The article tells you how the competitor price index (CPI) is calculated and how you can interpret it. By reading this article you will learn:
What is a competitor price index?
How is it calculated?
How can you use it for your business?
Competitor Price Index Basics
Competitor Price Index (CPI) is usually an abbreviation of consumer price index. However, there are multiple ways different organisations calculate their indices. This is why Sniffie calculates 4 different indices in your price matrix and widgets to make it easier for you. These are the following:
competitor price index (CPI),
product price index (PPI),
market price index (MPI) and
full market price index (full MPI).
What are the differences between these four indexes?
Note: Sniffie CPI utilizes your store’s matched product basket sum as the base
Note: If you use reference store with 0 prices, your indices may look weird. Solution is to use non-zero prices, like RRP prices for reference.
The competitor price index is calculated from products that you and your competitor have in common. It is a sum of all product prices that you two have in common and have matched together. Your website is always shown as 100 and competitors are monitored against that.

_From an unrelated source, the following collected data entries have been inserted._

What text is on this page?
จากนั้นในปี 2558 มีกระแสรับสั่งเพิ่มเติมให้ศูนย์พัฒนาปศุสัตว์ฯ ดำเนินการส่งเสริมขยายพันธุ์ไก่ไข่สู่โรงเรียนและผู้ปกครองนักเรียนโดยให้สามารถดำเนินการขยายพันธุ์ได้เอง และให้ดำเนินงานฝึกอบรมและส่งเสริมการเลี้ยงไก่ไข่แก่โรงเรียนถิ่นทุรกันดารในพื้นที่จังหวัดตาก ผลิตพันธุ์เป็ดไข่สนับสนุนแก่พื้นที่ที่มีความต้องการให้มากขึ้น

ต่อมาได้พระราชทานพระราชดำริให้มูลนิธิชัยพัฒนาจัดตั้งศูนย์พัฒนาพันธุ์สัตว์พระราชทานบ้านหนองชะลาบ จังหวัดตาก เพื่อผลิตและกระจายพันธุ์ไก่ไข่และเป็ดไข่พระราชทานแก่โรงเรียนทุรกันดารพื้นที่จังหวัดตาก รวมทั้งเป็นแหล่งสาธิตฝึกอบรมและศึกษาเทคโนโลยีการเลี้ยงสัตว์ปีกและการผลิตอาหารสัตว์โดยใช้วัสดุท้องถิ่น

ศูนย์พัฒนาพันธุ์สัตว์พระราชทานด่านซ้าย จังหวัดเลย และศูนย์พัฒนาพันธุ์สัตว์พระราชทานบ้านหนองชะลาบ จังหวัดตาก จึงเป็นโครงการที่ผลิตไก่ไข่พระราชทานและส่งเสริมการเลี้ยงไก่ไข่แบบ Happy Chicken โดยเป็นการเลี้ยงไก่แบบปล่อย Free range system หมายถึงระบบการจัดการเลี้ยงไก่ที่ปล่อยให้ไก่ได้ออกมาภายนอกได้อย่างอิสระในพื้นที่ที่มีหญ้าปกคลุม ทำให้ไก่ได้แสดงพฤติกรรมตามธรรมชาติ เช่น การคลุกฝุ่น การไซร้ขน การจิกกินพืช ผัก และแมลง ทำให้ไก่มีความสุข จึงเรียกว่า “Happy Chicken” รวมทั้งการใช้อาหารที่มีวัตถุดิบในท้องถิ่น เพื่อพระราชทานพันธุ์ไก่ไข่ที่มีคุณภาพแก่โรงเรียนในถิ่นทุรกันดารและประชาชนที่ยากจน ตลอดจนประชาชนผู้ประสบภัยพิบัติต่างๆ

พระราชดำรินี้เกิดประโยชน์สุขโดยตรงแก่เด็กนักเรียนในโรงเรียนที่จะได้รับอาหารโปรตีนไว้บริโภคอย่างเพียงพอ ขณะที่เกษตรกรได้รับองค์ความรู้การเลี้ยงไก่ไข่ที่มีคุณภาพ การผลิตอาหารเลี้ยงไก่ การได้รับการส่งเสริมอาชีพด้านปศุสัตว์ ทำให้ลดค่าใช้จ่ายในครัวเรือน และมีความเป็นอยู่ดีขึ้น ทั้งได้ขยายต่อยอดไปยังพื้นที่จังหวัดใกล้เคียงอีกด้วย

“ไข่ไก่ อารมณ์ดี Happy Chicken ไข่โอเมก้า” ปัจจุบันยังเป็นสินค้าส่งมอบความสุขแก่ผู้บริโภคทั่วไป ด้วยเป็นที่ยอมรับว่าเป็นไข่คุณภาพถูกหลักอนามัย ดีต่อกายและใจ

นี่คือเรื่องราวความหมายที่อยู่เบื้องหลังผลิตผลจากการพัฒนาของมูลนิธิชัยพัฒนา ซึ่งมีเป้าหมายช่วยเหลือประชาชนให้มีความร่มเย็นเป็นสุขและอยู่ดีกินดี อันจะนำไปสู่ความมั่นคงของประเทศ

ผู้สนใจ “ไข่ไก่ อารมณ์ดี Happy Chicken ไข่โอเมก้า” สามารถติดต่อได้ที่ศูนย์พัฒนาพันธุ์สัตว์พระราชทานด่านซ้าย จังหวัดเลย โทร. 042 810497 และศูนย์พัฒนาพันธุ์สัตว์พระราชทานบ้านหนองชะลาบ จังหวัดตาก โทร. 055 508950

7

Every competitor basket sum is compared to your basket sum (only matched products included). That is, we divide their basket (same products that you and they have) sum with your basket sum and convert this to an index. Values <100 mean that the competing basket is cheaper than your basket. Values >100 mean that the competing basket is more expensive than your basket. If your competitor has a CPI of 100, your baskets are priced similarly. 1 unit in index represent 1% difference. Meaning if a competitor index is 98 they are 2% cheaper.
Sniffie Product Price Index (PPI) compares the average product index to your competitors
Instead of adding all product prices in your basket together, Sniffie (product price index) PPI is calculated by dividing your competitors’ product’s price with your price for each individual product. Then the average of these indices is calculated for your competitor. Values <100 mean that the competing basket is cheaper than your basket. Values >100 mean that the competing basket is more expensive than your basket. If your competitor has a PP of 100, your baskets are priced similarly.
NOTE: PPI will overstate the importance of cheap but very differently priced products in the index calculation. Thus, in most cases you are better off with utilizing CPI in your decision making. However, since certain organizations use calculation like Sniffie PPI in their decision making, we provide this value as well.
Sniffie Market Price Index (MPI) utilizes the average sum of competing baskets as a base level
Sniffie market price index (MPI) is calculated as follows. The average sum of all product prices in your competitors’ baskets is used as the base level of 100. We call this the market basket. Your basket is then compared to the market basket. The calculation is done by dividing the sum of product prices in your basket by the average sum of product prices in the market index. Values <100 mean that your basket is cheaper than the market basket. Values >100 mean that your basket is more expensive than the market basket. Value 100 means that your basket is, on average, priced similarly to all other baskets on the market
IMPORTANT: Why do we then exclude your basket from the market index?
If your basket is priced at a very low or a high rate compared to the market average, your basket’s inclusion would skew the market index calculation. By excluding your basket from the market index, Sniffie can provide information on how your basket compares to all other baskets in the market.
Perhaps you still want to include yourself to the market? Worry not, Sniffie full market price index takes into account your store to the market as well.
Market price indices are calculated for all your competitors by default.
You control the threshold of products included in the CPI and market index calculations
Since basket indices are calculated from only confirmed matches, the more you match, the more products can theoretically be included in a basket. Since not every website sell all products in you basket, getting an exact basket with all products can be difficult. In order to combat this, we always use your matched products as a basis for index calculation. If you sell 10 products and your competitor sells 20 of which 10 are exact matches with your products, only those 10 will be included in the index calculation.
In order to make the calculation transparent, Sniffie’s price matrix shows all the items that are included in index calculations. When you apply any filter, your price matrix is updated and indices are also updated based on the available product in the matrix.
NOTE: When substitutes are included, all indices will be calculated with substitute values as well!
Sample of a Competitor Price Index Matrix
How to use indexes for decision making?
The easiest way to use indexes as a guiding tool for your pricing is to use categories as a base filter and filter down to a level where pricing in that group of products has a relevance. Lets take the example again with iPhones. If you want to know are your iPhones priced correctly you would drill down to the latest iPhone model. Then compare resellers with indexes and box plots. That way you know what the market price spread is and on a category level are you higher or lower priced than your competitors as the index takes into consideration all iPhone 7 products no matter what size or color those are.
How are indices calculated if a certain price has not been updated?
In order to provide a complete picture, Sniffie utilize the last known price within the period in the calculation. If no price point has been extracted within the period, Sniffie will treat the product as a “missing product” and estimate a price point for that product. Of course, this is done only if the product is included in the analytics after filtering.
You will always see the products from which indices were calculated in the price matrix.
Remember to set your website as a reference website in your account settings before utilizing indices in the decision making. If you have not set your website as a reference website in your account settings, the indices are calculated from the website that is set as a reference store and shown green in the price matrix.